A surgical team from Oxford was today due to assist a ground-breaking operation to implant a tiny artificial heart pump.

World expert Stephen Westaby, from the John Radcliffe Hospital, has spent 1m developing the miniature machine which can pump ten litres of blood around the body every minute.

And he has taken senior anaesthetist David Pigott and specialist nurse Desiree Robson to help with the first implant operation on a patient in Texas, USA.

If a success, the device, known as the Jarvic 2000, could soon eliminate the need for heart transplants - saving thousands of lives. It will also signal the go-ahead for Mr Westaby, 52, to use it for the first time in the UK at his base at the Oxford Heart Centre later this year.

The cardio-thoracic surgeon has completed much of the research into the cork-sized Jarvic 2000 together with Howard Frazier, director of the Texas Heart Institute in Houston.

Funds have already been raised for four of the six operations scheduled to take place in Oxford and Mr Westaby has campaigned for the Department of Health to fund similar pioneering operations in other parts of the country. Today's procedure is taking place in America because the John Radcliffe does not have sufficient indemnity insurance.

Mr Westaby said: "These pumps will become as common as pacemakers in the next few years and I believe they will become a more effective and cheaper long-term treatment than anything else.

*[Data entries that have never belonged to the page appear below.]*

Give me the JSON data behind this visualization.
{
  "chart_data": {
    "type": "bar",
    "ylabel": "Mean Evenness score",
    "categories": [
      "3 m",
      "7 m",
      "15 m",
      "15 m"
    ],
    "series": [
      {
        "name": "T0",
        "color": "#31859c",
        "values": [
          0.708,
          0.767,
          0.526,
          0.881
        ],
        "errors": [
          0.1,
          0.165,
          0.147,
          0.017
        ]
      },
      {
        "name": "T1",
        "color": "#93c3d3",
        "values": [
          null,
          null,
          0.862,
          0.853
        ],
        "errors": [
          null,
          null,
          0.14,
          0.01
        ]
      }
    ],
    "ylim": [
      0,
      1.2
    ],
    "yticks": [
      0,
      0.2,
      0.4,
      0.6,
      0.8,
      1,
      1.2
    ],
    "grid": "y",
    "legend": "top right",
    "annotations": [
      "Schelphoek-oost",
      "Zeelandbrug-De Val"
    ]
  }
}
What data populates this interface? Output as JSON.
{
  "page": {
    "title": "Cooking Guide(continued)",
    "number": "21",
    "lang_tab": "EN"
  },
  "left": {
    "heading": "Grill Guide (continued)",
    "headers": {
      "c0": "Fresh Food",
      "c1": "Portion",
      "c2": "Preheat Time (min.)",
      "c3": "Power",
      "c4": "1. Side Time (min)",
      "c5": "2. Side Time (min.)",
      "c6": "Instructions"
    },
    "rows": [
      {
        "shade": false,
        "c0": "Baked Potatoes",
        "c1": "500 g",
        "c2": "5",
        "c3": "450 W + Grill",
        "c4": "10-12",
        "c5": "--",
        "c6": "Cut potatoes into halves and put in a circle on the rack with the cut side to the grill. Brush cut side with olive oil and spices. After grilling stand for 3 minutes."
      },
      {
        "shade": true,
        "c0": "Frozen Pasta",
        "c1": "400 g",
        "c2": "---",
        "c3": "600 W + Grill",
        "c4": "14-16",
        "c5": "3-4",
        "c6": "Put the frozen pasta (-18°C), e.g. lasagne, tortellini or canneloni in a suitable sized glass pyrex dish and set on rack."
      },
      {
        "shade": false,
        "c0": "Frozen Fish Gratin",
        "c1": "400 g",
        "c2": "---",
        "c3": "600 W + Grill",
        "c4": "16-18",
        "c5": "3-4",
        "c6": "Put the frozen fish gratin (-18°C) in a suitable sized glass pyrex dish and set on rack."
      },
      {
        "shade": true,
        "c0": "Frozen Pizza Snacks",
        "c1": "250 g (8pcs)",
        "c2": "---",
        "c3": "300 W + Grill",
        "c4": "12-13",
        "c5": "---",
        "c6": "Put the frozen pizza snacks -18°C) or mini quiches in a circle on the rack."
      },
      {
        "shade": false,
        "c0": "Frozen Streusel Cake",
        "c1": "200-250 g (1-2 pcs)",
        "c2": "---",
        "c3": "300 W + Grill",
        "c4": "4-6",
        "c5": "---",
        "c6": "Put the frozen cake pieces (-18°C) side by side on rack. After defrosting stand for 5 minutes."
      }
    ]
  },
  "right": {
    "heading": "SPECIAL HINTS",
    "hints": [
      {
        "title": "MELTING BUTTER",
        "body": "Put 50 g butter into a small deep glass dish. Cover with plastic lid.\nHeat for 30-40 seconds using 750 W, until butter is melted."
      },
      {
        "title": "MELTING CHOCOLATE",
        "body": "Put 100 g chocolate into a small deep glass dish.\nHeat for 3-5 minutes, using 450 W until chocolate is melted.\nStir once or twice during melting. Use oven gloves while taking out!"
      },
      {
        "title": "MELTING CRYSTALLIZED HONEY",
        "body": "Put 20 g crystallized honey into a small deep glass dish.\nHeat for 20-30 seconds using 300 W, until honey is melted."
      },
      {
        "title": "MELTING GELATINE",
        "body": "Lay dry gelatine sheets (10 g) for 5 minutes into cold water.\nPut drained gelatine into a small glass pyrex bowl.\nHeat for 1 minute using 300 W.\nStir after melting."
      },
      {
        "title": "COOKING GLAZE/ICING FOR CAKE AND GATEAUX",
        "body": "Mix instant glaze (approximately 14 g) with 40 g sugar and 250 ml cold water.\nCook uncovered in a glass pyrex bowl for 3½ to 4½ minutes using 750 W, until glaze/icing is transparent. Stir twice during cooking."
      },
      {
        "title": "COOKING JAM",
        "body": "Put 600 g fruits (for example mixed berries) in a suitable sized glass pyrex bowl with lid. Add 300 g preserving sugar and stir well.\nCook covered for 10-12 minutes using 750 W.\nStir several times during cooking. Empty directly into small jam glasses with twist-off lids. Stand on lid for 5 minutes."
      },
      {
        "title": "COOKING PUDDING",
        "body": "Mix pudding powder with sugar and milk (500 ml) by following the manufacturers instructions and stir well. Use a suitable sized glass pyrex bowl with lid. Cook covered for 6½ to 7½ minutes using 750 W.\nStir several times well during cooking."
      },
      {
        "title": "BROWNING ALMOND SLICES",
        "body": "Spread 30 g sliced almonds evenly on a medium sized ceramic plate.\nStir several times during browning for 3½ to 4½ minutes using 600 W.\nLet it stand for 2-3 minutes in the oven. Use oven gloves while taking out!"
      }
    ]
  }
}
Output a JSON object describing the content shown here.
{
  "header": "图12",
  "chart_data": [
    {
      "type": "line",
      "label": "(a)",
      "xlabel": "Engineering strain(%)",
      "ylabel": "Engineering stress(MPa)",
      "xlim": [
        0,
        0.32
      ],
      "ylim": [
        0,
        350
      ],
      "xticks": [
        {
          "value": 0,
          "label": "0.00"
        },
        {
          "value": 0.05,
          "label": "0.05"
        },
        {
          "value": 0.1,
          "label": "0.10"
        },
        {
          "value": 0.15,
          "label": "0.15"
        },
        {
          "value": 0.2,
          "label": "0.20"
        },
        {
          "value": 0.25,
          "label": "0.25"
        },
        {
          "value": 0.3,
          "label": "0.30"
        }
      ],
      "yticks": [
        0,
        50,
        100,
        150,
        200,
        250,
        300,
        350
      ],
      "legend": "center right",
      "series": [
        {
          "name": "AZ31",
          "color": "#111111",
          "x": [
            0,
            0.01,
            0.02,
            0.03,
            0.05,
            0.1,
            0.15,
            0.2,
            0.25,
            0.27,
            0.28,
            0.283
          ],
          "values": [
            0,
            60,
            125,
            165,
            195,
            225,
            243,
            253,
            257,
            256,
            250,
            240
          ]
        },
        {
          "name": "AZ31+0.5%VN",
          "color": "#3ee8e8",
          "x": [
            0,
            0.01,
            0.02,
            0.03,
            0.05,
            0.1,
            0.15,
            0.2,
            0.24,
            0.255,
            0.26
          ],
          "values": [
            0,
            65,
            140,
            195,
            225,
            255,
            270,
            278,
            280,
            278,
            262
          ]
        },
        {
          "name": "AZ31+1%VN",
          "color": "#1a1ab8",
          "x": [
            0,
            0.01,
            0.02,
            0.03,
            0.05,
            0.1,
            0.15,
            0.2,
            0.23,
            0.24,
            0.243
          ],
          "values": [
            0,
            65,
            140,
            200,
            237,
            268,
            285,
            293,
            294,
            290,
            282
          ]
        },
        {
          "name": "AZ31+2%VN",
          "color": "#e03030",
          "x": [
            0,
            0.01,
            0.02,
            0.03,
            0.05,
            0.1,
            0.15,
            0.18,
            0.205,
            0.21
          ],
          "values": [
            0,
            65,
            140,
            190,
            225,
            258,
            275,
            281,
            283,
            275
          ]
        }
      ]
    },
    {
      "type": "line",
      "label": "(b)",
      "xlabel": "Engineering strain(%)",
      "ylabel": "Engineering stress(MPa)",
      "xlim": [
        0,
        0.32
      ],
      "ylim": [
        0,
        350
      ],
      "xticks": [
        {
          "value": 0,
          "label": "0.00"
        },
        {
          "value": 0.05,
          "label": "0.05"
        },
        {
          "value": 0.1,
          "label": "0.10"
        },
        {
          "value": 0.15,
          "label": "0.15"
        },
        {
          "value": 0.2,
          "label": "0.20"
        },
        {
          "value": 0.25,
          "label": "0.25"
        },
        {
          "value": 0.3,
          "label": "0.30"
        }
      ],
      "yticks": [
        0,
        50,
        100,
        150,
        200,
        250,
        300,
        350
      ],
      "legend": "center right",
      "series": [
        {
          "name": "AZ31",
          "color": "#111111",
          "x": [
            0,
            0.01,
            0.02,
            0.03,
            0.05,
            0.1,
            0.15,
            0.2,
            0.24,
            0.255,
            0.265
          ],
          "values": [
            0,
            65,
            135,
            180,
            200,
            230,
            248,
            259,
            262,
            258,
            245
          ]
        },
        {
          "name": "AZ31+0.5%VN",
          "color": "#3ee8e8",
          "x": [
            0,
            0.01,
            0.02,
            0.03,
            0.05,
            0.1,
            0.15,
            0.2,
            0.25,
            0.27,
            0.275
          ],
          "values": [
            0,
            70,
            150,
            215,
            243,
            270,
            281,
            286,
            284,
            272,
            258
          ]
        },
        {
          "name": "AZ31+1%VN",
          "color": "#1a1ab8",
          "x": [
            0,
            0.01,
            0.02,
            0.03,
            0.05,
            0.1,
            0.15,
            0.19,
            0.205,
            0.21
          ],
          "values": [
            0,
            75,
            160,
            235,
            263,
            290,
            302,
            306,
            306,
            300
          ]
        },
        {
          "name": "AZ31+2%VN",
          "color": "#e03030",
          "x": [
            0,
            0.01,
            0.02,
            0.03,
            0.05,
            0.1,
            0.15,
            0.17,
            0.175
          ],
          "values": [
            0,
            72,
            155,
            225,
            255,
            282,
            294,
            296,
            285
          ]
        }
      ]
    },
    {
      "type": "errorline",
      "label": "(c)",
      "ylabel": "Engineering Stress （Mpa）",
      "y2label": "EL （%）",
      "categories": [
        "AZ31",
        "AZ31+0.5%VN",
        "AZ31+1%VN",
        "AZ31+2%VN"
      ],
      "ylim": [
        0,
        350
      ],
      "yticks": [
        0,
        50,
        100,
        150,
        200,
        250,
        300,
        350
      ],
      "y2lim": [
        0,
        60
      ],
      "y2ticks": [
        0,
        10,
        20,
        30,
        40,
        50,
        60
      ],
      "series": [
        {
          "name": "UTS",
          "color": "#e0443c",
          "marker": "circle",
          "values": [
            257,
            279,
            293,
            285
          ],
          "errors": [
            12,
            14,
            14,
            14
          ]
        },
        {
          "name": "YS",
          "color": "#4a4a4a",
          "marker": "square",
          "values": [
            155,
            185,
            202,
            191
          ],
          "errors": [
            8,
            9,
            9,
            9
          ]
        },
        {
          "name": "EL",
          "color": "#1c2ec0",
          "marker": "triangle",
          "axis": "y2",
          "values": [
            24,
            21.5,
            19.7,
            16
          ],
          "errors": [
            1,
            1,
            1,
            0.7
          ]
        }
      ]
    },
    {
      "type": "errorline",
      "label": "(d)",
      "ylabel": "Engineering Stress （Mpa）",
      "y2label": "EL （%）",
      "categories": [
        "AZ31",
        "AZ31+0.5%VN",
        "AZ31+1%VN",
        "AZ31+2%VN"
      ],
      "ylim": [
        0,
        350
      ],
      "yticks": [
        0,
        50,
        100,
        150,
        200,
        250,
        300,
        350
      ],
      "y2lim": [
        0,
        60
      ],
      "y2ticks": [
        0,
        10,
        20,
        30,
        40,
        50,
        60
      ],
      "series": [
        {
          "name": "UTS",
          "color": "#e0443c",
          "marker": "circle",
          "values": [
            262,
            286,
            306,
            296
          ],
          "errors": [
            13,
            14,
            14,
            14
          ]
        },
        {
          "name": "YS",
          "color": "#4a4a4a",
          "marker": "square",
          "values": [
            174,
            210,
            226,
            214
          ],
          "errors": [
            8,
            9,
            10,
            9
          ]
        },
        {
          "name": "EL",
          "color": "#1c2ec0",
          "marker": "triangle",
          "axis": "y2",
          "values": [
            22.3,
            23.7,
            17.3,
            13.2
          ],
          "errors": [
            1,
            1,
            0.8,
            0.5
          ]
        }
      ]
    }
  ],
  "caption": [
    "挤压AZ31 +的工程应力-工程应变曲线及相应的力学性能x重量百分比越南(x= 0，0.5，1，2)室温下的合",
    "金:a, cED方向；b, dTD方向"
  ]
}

"There are nothing like enough transplant organs available and one in three donated hearts is rejected within five years." While the larger devices were only for temporary use, the titanium Jarvic 2000 will last longer than a heart transplant.

Patients fitted with the pump will not have their own hearts removed or need to take anti-rejection drugs.

It is operated by a battery pack - worn in a waistcoat - connected to a wire fitted into the skull to avoid infection.